Tüm senatörler Paine’in ardından senatoyu terk eder. Jefferson ise Saunders’ın uyarısıyla tüm senatörleri senatoya çağırma hakkını kullanır. Ayakta durabildiği ve salondan ayrılmadığı müddetçe konuşma hakkı olduğu için bu hakkını kullanır. Taylor, kendi gazeteleri ve diğer medyayı satın alarak Jefferson hakkında yalan ve iftira dolu bir haber yayını başlatır. Saunders ise Jefferson’ın haklı olduğunu göstermek için bildirileri onun izci gazetesinde bastırtıp çocuklar aracılığıyla dağıtılmasını sağlar. Taylor, adamlarına çocukları durdurun diye emir verir. Kaba kuvvetle kazanmaya çalışır, iş insanları yaralamaya kadar varır. Jefferson, 24 saatin sonunda son gücüyle Paine’e cevap verir ve bayılarak yere yığılır. Paine bu olayın ardından bütün yolsuzlukları kendilerinin yaptığını ve Jefferson’ın suçsuz olduğunu haykırır.

resim

11 dalda Oscar’a aday olan film, sadece “En İyi Orijinal Senaryo” dalında Oscar alabildi. “Gone With The Wind / Rüzgar Gibi Geçti” karşısında kaybettiği En İyi Film, En İyi Yönetmen, En İyi Kadın Oyuncu ve En İyi Yardımcı Kadın Oyuncu ödülleri normal görülebilir. Ama Stewart ve Rains’in harika oyun performansları varken En İyi Erkek Oyuncu ve En İyi Yardımcı Erkek Oyuncu ödüllerinin onlara gitmemesi tartışmaya açıktır. James Stewart'ın kendisi de epey genç ve acemi gözüküyor bu filmde ancak son finale yaklaştığımız anlarda, performansı da yükseliyor ve harika oynuyor ve bunun sonucunda da ilk Oscar adaylığına uzanıyor. Senato Başkanı rolünde son derece sevimli ve başarılı performansıyla Harry Carey’inde En İyi Yardımcı Erkek Oyuncu ödülüne aday olduğunu belirtelim.
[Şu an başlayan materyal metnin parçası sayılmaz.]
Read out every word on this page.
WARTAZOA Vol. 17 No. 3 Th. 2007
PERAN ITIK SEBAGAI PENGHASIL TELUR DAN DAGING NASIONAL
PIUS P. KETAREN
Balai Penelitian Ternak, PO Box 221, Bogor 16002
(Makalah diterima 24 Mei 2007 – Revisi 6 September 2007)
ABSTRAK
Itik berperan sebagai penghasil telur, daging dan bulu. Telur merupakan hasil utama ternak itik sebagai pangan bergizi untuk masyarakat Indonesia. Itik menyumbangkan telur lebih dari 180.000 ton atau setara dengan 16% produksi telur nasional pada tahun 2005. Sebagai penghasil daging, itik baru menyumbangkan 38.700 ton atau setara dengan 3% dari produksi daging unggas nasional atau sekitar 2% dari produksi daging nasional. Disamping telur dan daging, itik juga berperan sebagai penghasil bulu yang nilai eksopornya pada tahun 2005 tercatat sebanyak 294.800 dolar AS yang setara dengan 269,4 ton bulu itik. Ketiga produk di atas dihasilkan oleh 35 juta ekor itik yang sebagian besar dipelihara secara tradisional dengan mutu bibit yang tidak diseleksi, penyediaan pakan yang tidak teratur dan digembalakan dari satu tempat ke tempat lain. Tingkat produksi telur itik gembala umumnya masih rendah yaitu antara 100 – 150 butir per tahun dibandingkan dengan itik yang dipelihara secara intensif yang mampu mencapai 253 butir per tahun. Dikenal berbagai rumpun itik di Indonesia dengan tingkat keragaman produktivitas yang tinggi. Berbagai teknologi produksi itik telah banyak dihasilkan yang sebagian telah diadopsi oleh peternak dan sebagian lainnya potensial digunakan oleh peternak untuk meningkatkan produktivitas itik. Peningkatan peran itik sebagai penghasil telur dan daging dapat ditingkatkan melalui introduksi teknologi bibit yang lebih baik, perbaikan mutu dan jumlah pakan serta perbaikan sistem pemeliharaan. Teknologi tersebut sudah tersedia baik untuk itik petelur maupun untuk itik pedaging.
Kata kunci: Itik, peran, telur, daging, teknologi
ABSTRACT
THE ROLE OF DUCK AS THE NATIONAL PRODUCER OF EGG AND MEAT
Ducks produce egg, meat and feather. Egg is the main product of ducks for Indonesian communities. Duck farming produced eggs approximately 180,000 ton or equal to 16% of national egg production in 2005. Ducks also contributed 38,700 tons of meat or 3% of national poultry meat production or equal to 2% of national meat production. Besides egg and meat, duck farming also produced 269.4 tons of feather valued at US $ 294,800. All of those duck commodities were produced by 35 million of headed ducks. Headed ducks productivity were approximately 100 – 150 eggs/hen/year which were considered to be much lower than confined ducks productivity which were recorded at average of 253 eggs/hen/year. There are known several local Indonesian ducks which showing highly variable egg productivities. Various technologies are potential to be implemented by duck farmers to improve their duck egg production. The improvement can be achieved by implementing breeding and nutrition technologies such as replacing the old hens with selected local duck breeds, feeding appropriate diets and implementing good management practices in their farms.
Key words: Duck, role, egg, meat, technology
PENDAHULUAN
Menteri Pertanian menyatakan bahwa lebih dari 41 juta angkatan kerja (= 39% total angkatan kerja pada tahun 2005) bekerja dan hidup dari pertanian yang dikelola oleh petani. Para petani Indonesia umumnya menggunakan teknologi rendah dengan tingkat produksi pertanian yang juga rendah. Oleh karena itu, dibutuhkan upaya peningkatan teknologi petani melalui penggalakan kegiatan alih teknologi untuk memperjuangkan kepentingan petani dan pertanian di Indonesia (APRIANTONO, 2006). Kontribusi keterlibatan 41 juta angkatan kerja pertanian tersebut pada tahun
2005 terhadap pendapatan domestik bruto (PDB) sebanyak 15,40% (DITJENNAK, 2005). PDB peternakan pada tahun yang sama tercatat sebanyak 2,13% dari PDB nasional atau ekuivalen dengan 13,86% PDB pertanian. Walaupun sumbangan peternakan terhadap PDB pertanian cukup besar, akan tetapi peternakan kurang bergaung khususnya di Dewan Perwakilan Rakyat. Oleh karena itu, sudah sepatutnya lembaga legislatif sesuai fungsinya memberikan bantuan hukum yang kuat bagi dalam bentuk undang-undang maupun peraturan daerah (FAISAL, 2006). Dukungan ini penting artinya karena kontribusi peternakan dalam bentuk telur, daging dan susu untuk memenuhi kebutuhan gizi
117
Filmde, Joseph Paine’in çevresindekilere Smith için söylediği, “Bu çocuk sadece namuslu, aptal değil”sözü, Jefferson Smith’in Senato da konuşurken, kendisine sırt çeviren senatörlere ıslık çalarak ardından söylediği “Bir şey yok, sadece yüzleriniz var mı? Onu merak etmiştim”sözü,
Smith’in Washington’a ilk geldiğinde yaptığı konuşmada “Ancak size şunun için söz verebilirim, bir senatörü utandıracak hiçbir şey yapmayacağım”sözü,
Kendisiyle alay eden haber yapan gazetecilere“Uyanıklıkta olduğu kadar, keşke dürüstlük konusunda da bilgili olsaydınız”sözü,
Smith’in senatoda konuşurken “Özgürlük, kitap sayfalarında bırakılmayacak kadar değerlidir”sözü,

Washington’a gelmeden önce memleketinde geçirdiği güzel günleri Clarissa’ya anlatırken “Hep tünelden yeni çıktığını düşün” sözü dikkat çekiyor.

resim

Film, çok önemli şeyler anlatıyor ve bunu çok iyi anlatıyor, bu yüzden en büyük filmler listesinden hiç düşmüyor. Her ülke,her insan, her dil ve her din için geçerli olan bir konusu var. Halkın seçerek senatosuna, meclisine gönderdiği senatöründen, milletvekilinden ilk önce dürüst olmasını, en başta kendisine, sonra kendisini seçenlere ve ülkesine, aklıyla, bilgi ve becerisiyle, ettiği yeminin karşılığını vererek ve asla başkalarının fikrinin peşine takılmadan, bir kukla senatör veya milletvekili olmadan, inandığı yolda yılmadan mücadele etmesinin gerektiğini anlatıyor. Bu nedenle film bence her ülkede yeni seçilen senato veya meclis vekillerine izlettirilmeli. Bu filmde anlatılanların hangisine hayır diyebilirsiniz, her ülkenin kendisinin dürüst,ahlaklı, inançlı ve cesur Mr. Smith’leri olması gerekmiyor mu? Daha baştan kaybedilmiş davaları kazanmak için mücadele edecek ve bu uğurda daima yalnız kalıp “Don Kişot” benzetmesine maruz kalacak insanların sayılarının artması gerekmiyor mu?. Bu filmi mutlaka seyretmelisiniz, anlatılan öykü her yerde , her ülkede aynı değil mi?; Siyasette, politika da arayıp ta bir türlü bulamadığımız dürüstlük ve dürüst insanlar değil mi?; film bunları 80 yıl öncesinden anlatıyor, İsterseniz Amerika yerine başka ülke deyin, Smith yerine başka isimler takın, ne değişiyor. Yaşadığımız zaman diliminde çok daha kirli ve çok daha çirkin politika yapılmıyor mu? Filmde taş kalpli çıkarcı Paine bile dayanamayıp, Smith’e sahip çıkıyor, yeter diyebiliyor, hemde her şeyi göze alarak. Bu bile çok büyük cesarettir, insanlığa, öze dönüştür. “Hala bu dünyada dürüst, dosdoğru, inançlı insanlar var, her şeyden önemlisi insanlık ve gelecek için benim hala umudum var” diyorsanız, bu filmi keyifle izleyin. Film bunu anlattığı ve çok iyi anlattığı için “Mr. Smith Goes to Washington”, üzerinden yıllar değil asırlar geçse de anlattıkları ve savunduklarıyla eskimeyecek bir başyapıt olarak duruyor ve duracak.